Quel serait LE conseil que tu donnerais  aux personnes qui rencontrent la maladie pour la première fois pour concilier maladie et travail?

Toutes les douleurs passent. Celles imposées par ce foutu cancer passeront aussi.

LE truc ou astuce qui t’a aidé ?

Je traversais un cancer…

Je ne me suis jamais considérée comme malade. Ce n’était pas par déni mais pour mieux résister.

L’adresse ou le lien qui t ‘a été le plus utile ?

J’ai cherché très peu d’information sur internet pendant ma maladie, je ne voulais pas me « polluer » d’images ou d’avis néfastes.

Mais aujourd’hui je suis active sur les réseaux sociaux pour partager des informations et transmettre un message d’espoir pour celles qui en ont besoin.

Pour aider à faire progresser les entreprises sur la maladie au travail, peux-tu nous citer 3 actions qui te semblent utiles à mettre en place pour mieux concilier maladie et travail ?

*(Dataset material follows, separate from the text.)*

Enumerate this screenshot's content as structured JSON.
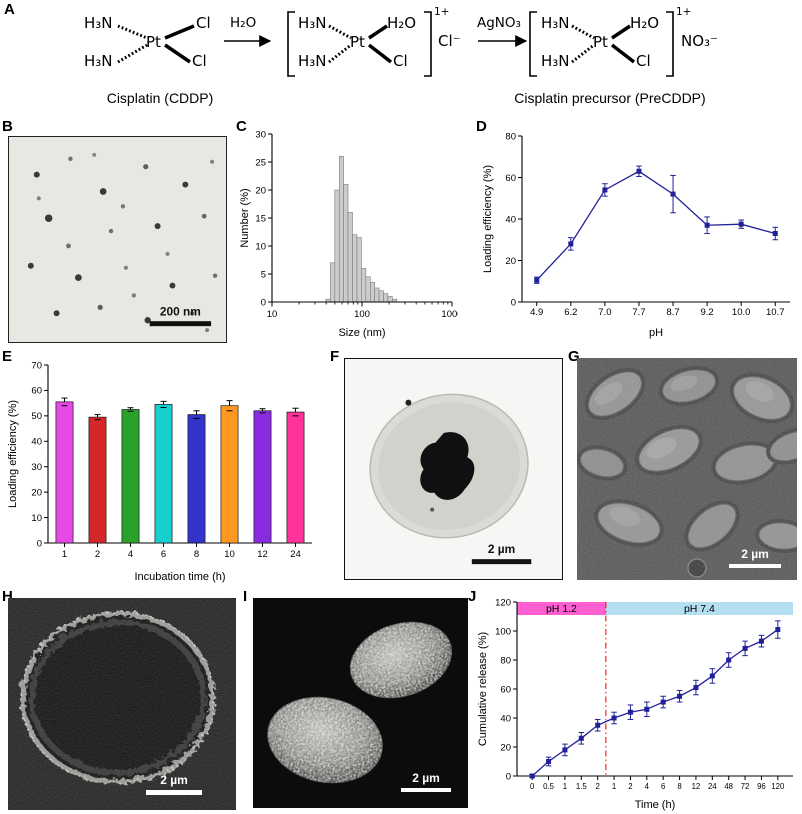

Manque de connaissance de la part des personnes travaillant en RH sur la « longue maladie » et les arrêts envisageables. Nécessité de formation.

Chacun vit sa maladie à sa façon. Ecouter les besoins du salarié malade (souhait de rester actif, besoin de se reposer ou incapacité à travailler), proposer aux personnes malades toutes les solutions existantes, sans forcément inciter à l’arrêt de longue durée à temps plein.

Pour les postes le permettant, favoriser le télétravail en temps plein ou en temps partiel.